A record 52-55% of 92 lakh voters exercised their franchise on Tuesday in the crucial civic polls in Mumbai, where traditional partners Shiv Sena and BJP contested against each other for the first time in 25 years.
Exit polls and political pundits are predicting a fractured mandate with the two parties in a neck-and-neck race for the biggest civic body in Asia.
This means there is a possibility of the former saffron alliance partners coming together again, when the results come in, to run the 227-seat Brihanmumbai Municipal Corporation (BMC). Besides Mumbai, nine other big municipal corporations, 11 zilla parishads and 118 panchayat samitis in Maharashtra went to the polls.
With the splitting of traditional Shiv Sena-BJP and Congress-Nationalist Congress Party alliances, the Mumbai civic polls became a multi-cornered contest and saw high-pitched campaigning.
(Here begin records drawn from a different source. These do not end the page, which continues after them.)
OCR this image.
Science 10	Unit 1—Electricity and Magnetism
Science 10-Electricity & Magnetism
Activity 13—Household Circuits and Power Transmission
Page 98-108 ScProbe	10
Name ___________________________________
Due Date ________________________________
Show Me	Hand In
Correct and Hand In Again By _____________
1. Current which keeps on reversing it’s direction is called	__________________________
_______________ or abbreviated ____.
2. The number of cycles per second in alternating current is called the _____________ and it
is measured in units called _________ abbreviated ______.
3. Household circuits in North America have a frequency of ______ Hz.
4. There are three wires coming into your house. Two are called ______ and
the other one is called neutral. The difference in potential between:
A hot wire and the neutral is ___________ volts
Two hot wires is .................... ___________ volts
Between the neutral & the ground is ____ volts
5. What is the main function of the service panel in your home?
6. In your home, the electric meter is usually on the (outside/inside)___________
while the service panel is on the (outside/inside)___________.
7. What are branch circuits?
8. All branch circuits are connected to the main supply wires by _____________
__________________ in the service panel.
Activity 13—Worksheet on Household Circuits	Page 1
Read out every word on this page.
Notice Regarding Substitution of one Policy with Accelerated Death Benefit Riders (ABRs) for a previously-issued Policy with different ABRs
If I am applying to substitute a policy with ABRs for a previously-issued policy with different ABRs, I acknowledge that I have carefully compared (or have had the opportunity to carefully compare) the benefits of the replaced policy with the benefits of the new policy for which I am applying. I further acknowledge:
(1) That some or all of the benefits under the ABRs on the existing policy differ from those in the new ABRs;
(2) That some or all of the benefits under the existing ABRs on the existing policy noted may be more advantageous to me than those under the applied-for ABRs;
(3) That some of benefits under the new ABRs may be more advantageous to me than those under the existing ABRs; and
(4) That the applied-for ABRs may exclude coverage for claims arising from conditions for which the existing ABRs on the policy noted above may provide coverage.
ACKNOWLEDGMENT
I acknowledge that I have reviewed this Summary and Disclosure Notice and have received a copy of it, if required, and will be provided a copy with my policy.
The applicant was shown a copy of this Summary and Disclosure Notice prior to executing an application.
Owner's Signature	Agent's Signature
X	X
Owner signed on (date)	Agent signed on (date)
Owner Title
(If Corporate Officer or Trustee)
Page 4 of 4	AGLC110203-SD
Besides, there are Maharashtra Navnirman Sena, Samajwadi Party and Owaisi brothers-led Majlis-e-Ittehadul-Muslimeen (MIM) creating a dent in the votes of these parties. If there is no clear mandate, the possibility of the Shiv Sena and BJP coming together to form the local government again has not been ruled out.
The results will also have a bearing on the fate of the two-and-a-half-year-old state government and the political fortunes of Chief
Minister Devendra Fadnavis and Shiv Sena president Uddhav Thackeray.
Last year, Shiv Sena and BJP contested the Kalyan-Dombivli corporation polls separately but came together after the polls. The Axis-My India exit poll for India Today puts Shiv Sena and BJP neck and neck.
According to this poll, Shiv Sena may get 86-90 seats, and BJP 80-88 seats. Shiv Sena and BJP will each get 32% of the votes. The Congress may get 30-34 seats with a vote share of 16%. NCP may be reduced to 3-6 seats, MNS may get 5-7 seats and SP 2-4 seats. Shiv Sena currently has 75 seats followed by BJP (31), Congress (52), NCP (7), MNS (27), SP (9) and others (32).
For the last two decades, Sena-BJP has been in power in Mumbai. Counting of votes would be taken up on Thursday. Celebrities including former cricketer Sachin Tendulkar, actor Shah Rukh Khan, lyricist Gulzar and newly appointed Tata Sons chairman Natarajan Chandrasekaran stood in queues to vote.
According to the State Election Commission, Mumbai recorded 52-55% turnout, which is higher than in the last three elections.
"Thank you #Mumbai for the record voting percentage & people from all Municipal Corporations & ZP for participating in festival of democracy!," Fadnavis tweeted. Polling across the state was largely peaceful except for a few stray incidents.